The primary rhythm of keeping time is that of the week. Our Christian understanding of time is rooted in God’s creative action as described in Genesis and is also connected with the Jewish practice of Sabbath-keeping described in Exodus. Jesus was resurrected on the first day of the week, which both transforms and fulfills time itself. On Sunday, the day of new creation, we gather to worship God, to hear the good news, and to come to the Table that Christ prepares. Calvin believed that Holy Communion should be part of the worship service each and every week.


The Lectionary calendar, with its festivals and seasons of the Christian year, orders the life of the church around the life of Christ and the events of sal- vation history.
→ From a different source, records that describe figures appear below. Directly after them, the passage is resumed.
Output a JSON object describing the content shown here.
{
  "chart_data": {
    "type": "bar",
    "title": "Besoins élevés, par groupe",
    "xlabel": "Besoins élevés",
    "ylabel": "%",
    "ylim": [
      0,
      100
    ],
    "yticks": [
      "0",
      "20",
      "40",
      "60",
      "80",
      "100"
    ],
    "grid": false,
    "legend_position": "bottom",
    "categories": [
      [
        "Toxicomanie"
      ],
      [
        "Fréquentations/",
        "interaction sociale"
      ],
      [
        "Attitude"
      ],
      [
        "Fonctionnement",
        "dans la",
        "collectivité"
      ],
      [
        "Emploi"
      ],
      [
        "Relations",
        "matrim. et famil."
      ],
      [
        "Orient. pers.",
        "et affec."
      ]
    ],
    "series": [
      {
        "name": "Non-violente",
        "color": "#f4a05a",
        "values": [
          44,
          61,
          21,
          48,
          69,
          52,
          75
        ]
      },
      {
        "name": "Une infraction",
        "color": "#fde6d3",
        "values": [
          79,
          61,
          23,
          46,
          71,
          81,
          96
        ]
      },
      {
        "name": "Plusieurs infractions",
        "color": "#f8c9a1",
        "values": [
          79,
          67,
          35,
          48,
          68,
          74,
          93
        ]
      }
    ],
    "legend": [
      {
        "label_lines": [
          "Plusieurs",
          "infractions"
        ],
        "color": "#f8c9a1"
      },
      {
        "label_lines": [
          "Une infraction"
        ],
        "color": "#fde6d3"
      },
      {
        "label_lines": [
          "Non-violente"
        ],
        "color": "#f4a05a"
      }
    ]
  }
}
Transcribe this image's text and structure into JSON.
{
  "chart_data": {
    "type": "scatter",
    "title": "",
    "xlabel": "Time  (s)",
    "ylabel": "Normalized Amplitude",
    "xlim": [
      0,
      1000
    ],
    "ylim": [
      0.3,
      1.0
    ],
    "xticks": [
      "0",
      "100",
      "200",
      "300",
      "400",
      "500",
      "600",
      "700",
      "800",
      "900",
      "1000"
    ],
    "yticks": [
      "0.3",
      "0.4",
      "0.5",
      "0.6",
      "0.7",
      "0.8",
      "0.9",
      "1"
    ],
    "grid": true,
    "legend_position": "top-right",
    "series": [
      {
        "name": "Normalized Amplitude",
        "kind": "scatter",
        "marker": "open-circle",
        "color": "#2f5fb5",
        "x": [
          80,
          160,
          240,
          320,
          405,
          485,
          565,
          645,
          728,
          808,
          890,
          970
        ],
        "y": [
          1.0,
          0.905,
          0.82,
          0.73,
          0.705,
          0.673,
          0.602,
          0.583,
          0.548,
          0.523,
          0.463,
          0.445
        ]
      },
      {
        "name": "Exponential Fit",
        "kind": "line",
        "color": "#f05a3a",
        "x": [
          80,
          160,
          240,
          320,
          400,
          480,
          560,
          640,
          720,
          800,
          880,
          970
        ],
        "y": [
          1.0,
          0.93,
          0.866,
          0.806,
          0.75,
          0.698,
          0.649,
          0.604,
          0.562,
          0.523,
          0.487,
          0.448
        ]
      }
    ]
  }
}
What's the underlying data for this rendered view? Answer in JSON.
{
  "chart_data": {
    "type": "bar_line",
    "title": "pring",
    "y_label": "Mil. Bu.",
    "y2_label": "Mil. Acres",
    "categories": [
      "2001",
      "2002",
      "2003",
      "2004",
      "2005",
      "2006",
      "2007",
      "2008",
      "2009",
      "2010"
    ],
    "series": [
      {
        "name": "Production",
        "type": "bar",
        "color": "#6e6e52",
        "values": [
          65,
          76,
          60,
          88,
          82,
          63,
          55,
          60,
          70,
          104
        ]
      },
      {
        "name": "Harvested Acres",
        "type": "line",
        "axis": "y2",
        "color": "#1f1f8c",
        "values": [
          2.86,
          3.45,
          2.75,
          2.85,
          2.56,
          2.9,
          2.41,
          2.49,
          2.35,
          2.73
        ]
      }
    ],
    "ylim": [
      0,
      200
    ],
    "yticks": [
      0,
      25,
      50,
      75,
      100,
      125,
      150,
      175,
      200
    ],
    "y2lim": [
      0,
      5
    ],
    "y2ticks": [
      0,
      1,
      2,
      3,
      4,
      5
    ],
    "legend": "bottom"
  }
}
Some of the festivals and seasons, including Pentecost, Holy Week, and Epiphany, can be traced to the earliest centuries of Christian practice; others, including Trinity Sunday and Christ the King developed later in the church’s history. Events that appear in the civic calendar (like Mother’s Day and Father’s Day) can also be acknowledged in worship, but they are never to obscure the proclamation of the gospel. The lectionary calendar is different from the Gregorian calendar (our civic calendar) in that the Christian year begins on the first Sunday of Advent.


The Directory for Worship explains that the Church observes the following days and seasons: Advent, a season to recollect the hope of the coming of Christ, and to look forward to the Lord’s coming again; Christmas, a celebration of the birth of Christ; Epiphany, a day for commemorating God’s self-manifestation to all people; Lent, a season of spiritual discipline and preparation, beginning with Ash Wednesday, anticipating the celebration of the death and resurrection of Christ; Holy Week, a time of remembrance and proclamation of the atoning suffering and death of Jesus Christ; Easter, the day of the Lord’s resurrection and the season of rejoicing which commemorates his ministry until his Ascension, and continues through the Day of Pentecost, the celebration of the gift of the Holy Spirit to the Church.
The lectionary calendar lists four scriptures for each Sunday for the calen- dar year from the Revised Common Lectionary (1992). This calendar was prepared by the Consultation on Common Texts and published in the Book of Common Worship (1993). The Revised Common Lectionary is divided into a three -year cycle: A, B, and C.

We are now in Year B, but on the first Sunday of Advent we begin Year C. I usually use the Psalm (or part of it) for the Call to Worship in the Sunday bulletin. I try to include two of the other scripture lessons in my sermon. Each week for many years I have met with a lectionary group. This year eight of us gather Tuesday mornings to discuss the lectionary texts. I’m excited about this year because for the first time it contains four ministers from the Shenandoah Presbytery. Frequently what happens is that I will go into the group thinking that I am preaching on one text with a particular theme, but I emerge two hours later with new insight and a different direction. Some of my best stories, which I share with you, with permission, come from this group. If you have additional questions about the lectionary, the lectionary calendar, or the lectionary group, we can talk further.